Despite the forethought, on-the-ground conditions presented challenges. Not only was the Ben’s Chili Bowl space on the cozy side, Pearson says, it also has carpet, which left him and Davis more tired than usual because of the drag on their shoes. But the duo adapted. “Because we’re professionals,” he says.

They improvised their choreography on the spot, executing such classic Beat Ya Feet steps as the Three Step Kick, as well as Pearson’s namesake step, the Crazy Legz Reset, a burst of crisscrossing leg movements with twists and turns.

As Ben’s Chili Bowl was getting ready to open, Campos-Lopez captured footage of food preparation, and when it came to recording the hoofin,’ he concentrated on “translating for the audience how fun and joyful it is to see these guys dance.”

Having Ben’s Chili Bowl host Crazy Legz was a no-brainer, given the local-icon status of both the restaurant and Beat Ya Feet’s musical soul mate — go-go. Plus, says Ben’s Chili Bowl co-owner Kamal Ali, the U Street area “was always an entertainment corridor back in the Black Broadway days, so we’ve always had an affinity for the arts in our community.”

Apt in a different way was the assignment of flamenco to Republic Restoratives. The bar/distillery’s chief financial officer, Sarah Mosbacher, says that her company has partnered with Washington Performing Arts before but that under coronavirus restrictions there is less convertible space.
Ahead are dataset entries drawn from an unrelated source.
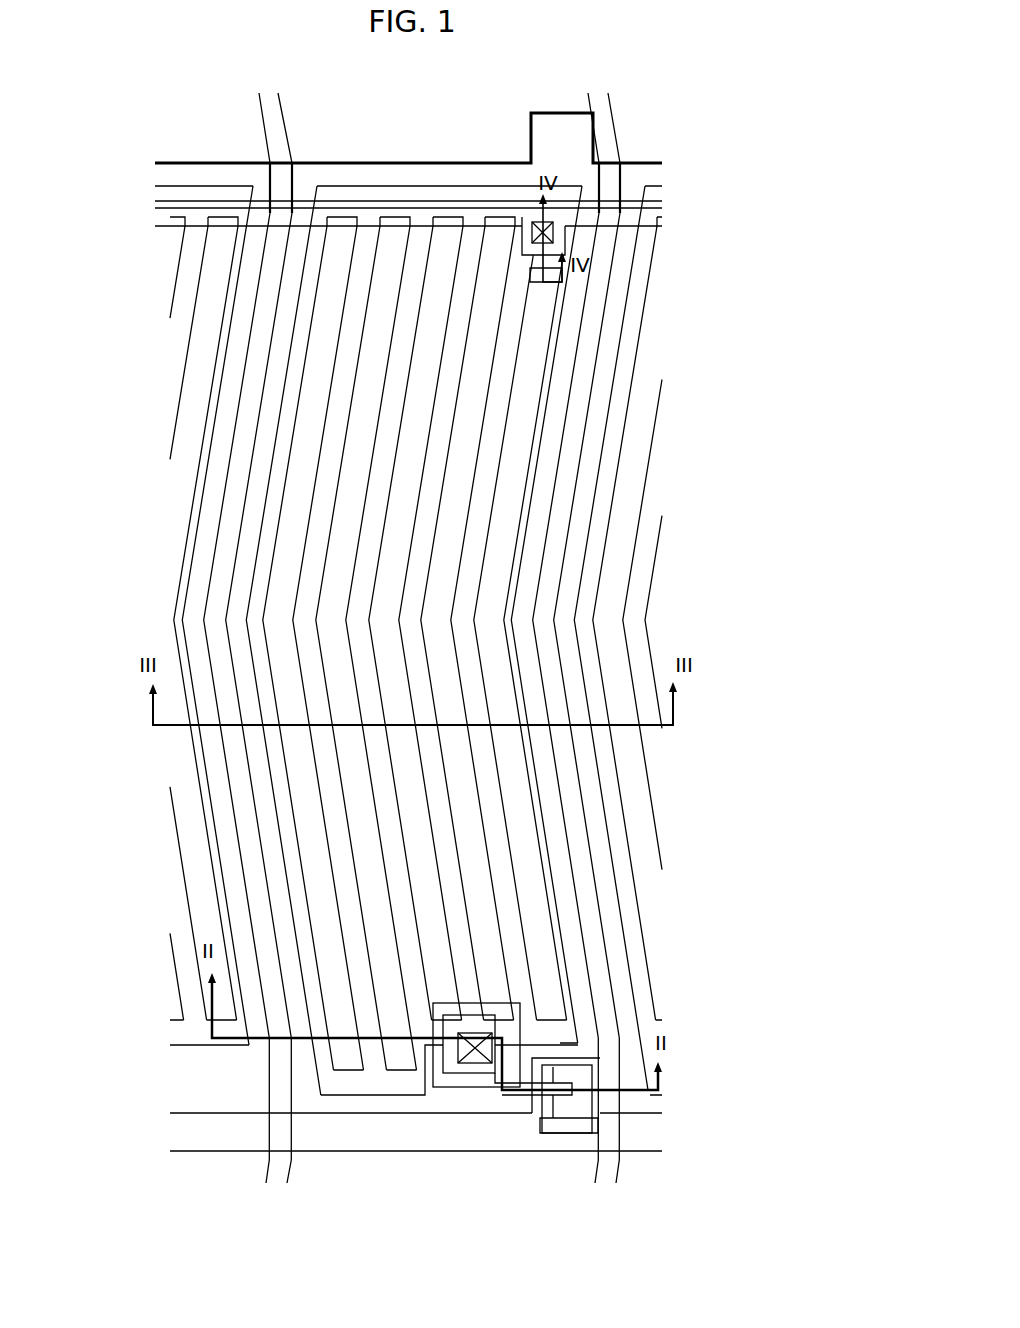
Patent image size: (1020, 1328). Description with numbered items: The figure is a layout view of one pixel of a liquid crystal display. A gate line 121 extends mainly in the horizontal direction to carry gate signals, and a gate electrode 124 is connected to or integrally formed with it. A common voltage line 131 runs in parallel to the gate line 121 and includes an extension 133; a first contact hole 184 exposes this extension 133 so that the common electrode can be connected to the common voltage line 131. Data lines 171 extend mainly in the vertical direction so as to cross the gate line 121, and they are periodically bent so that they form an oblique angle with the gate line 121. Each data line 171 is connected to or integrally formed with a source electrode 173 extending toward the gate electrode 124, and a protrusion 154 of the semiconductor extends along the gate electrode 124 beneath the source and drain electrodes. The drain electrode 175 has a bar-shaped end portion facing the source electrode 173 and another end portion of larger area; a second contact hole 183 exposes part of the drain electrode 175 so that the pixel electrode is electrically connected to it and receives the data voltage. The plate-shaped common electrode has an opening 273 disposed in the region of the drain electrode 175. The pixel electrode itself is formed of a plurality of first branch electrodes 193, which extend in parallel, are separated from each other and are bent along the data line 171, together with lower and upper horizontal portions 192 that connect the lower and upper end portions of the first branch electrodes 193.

The gate line 121 is at (193, 1113).
The gate electrode 124 is at (597, 1098).
The common voltage line 131 is at (650, 228).
The extension 133 is at (568, 235).
The protrusion 154 is at (545, 1118).
The data line 171 is at (260, 410).
The source electrode 173 is at (587, 1133).
The drain electrode 175 is at (540, 1095).
The second contact hole 183 is at (475, 1065).
The first contact hole 184 is at (532, 228).
The horizontal portion 192 is at (352, 184).
The first branch electrode 193 is at (302, 563).
The opening 273 is at (445, 1090).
Republic Restoratives has closed its bar and pivoted to delivery, pickup and national sales, so the distillery floor is crammed with supplies.

The only suitable dance site was the room where barrels of spirits sit to age. Fortunately, that milieu resonated with Aparicio, a luminary of the flamenco world. When Evans described the room, Aparicio thought of the Spanish city of Jerez de la Frontera, the namesake of sherry and a renowned bastion of flamenco. Dancing in the barrel room of Republic Restoratives, he says, “would feel like we’re doing it in Jerez!”

Aparicio performed with two frequent collaborators, guitarist Ricardo Marlow and singer/percussionist Francisco Orozco, and put a sheet of plywood down as a temporary dance floor to reduce slippage risk heightened by the nails on his shoes’ toes and heels (a standard feature of flamenco footwear).

He devised his choreography mostly on the spot, working within the structure of an alegrías, a traditional flamenco form he chose because its upbeat mood seemed to suit the boozy surroundings. (“Alegría” means happiness in Spanish.)

For most of the films, filmmaker Campos-Lopez wove the music in during postproduction, using tracks supplied by the artists, to ensure higher sound quality. But he recorded the flamenco music on location, because dance, song and instrumentals were so organically enmeshed. Flamenco is “so outspoken, but at the same time it’s so intimate because [dancer and musicians] are in a trance with each other,” Campos-Lopez says.

He also did on-site recording of the ankle bells worn by the three dancers in Nehru’s piece at the Line hotel, to add that extra bit of fidelity and texture.

God is in the details, even when a film is just minutes long.

“They’re very short films,” Evans says, “but we try to get as much inspiration and beauty as possible in each one.”